|Parking in Boston, Massachusetts|
|Parking in Boston is definitely a problem, especially if you want to do it on the cheap.|
You can pay for parking at any metered spot in the city of Boston using your smartphone, laptop or tablet computer, or even a flipphone. Here's how:
Go to the ParkBoston website, or download the ParkBoston app from the Apple or Android app store, set up an account with a credit or debit card, pre-fund your ParkBoston "wallet," and then—the most difficult part—find a vacant legal parking space in Boston. Remember, you must still observe all parking rules, including resident-permit only, street-cleaning restrictions, snow removal, etc. Look for all restriction signs on the street before parking, just as you should if paying with coins.

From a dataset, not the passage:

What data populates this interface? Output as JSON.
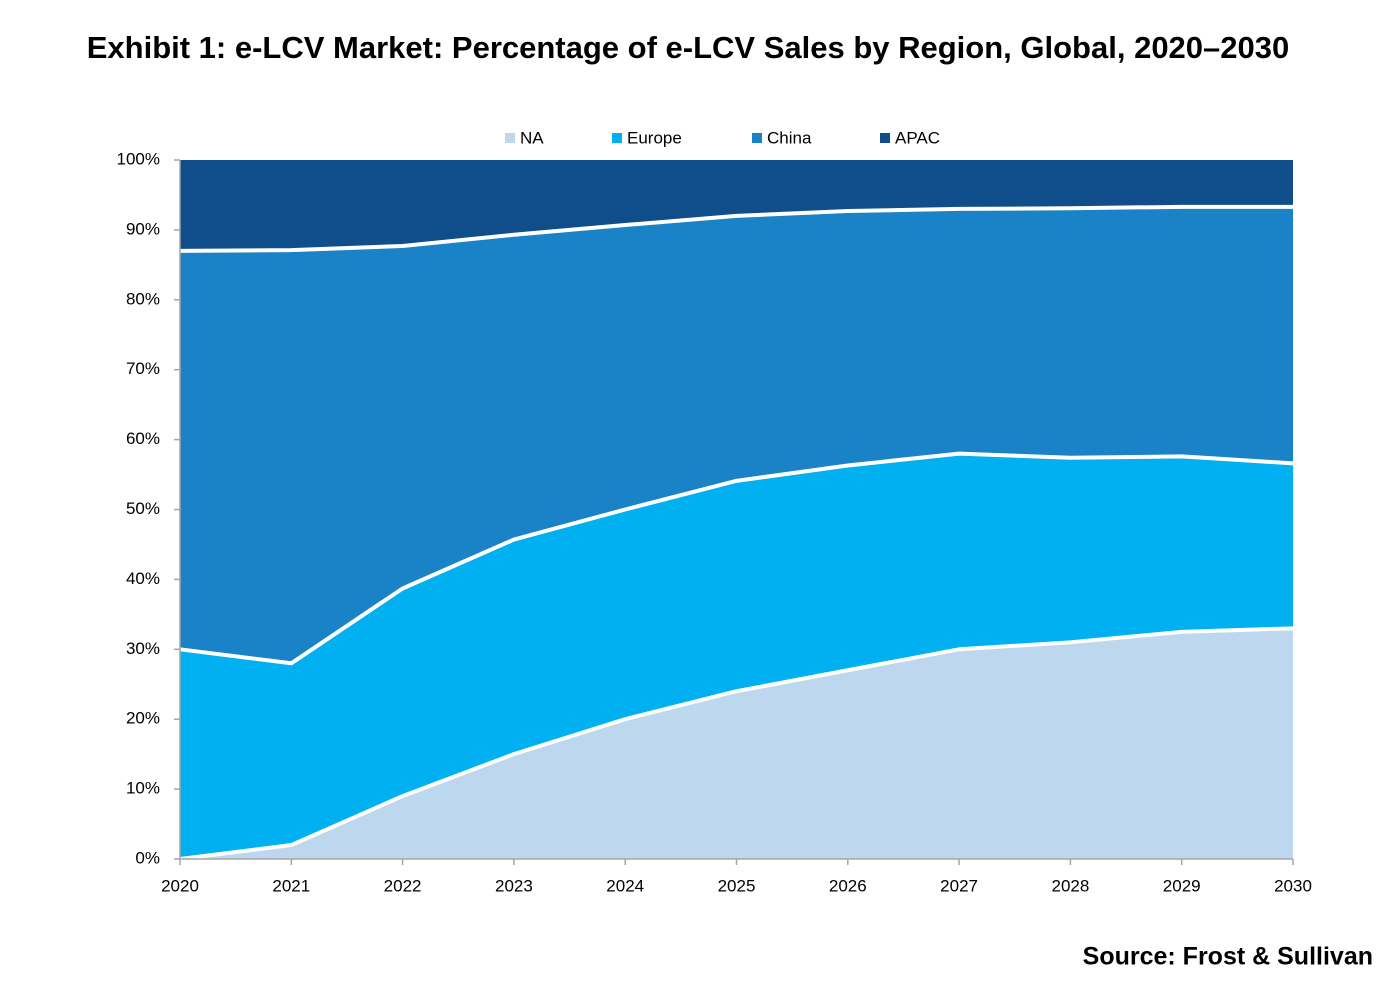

When you find a legal space, enter the zone number of the space, your vehicle's license plate number, and your length of stay. You can extend the length later if you wish, but not beyond the legal limit, usually 2 hours. When your time is up, you must move your car to a different parking space in a different zone.
You'll be chargred a 15¢ "convenience fee" (!) for using the ParkBoston app, and you'll receive an electronic receipt for your parking-time purchase.
Note that the coin or credit card parking meter at your spot may read Expired, but this shouldn't matter—you've registered and paid for your use of the parking spot, so the meter doesn't apply. There's also no need to pay at a sidewalk parking receipt machine or to put a receipt beneath your windshield.
Also note that the ParkBoston app applies only to the City of Boston, not to neighboring cities such as Brookline, Cambridge or Somerville. So you can use it to park near Boston Common, but not near Harvard Square (Cambridge) or Larz Anderson Park (Brookline).
If you don't want to pay by smartphone, you can always still use a coin or credit card parking meter.
Parking meters in downtown Boston charge 25¢ per 12 minutes, and parking lots charge much more, about $12 for the first hour or portion thereof. You pay by depositing quarters in the meter—no other coins accepted—or, for some meters, you can use a credit or debit card. Maximum parking time is usually 2 hours (the limit is shown on the meter), and it's enforced. After 2 hours, you must move your car or risk a violation and fine (see below).
Parking Receipt Machines
Some Boston streets have parking receipt machines instead of parking meters. You insert money in the sidewalk machine and receive a paper receipt displaying the parking time purchased, which you place visibly beneath the windshield inside your car.
Residential side streets are often dedicated to Resident Parking, for which your car must have a special sticker. Do not park on Resident Parking streets if your car lacks the proper sticker, or you are liable to having your car ticketed (fined) and towed away.
Parking Violation Fines
—Expired meter: $25, also charged for staying longer than the meter time limit, even if you've added money to the meter
—Loading Zone: $55
—No Stopping zone: $75
—Towing: up to $90 (plus the applicable fine)
—Hydrant: $100 if you're parked too near a fire hydrant or fire lane
—Handicapped: $125—the highest fine—if your vehicle does not show a handicapped parking permit.
Boston parking enforcement officers issue roughly 1.5 million parking tickets per year, earning over $65 million for the city.
If you stay for some time in Boston, do not accumulate a backlog of unpaid parking tickets: your car may be towed and impounded, held hostage until the tickets, interest and late penalties are paid.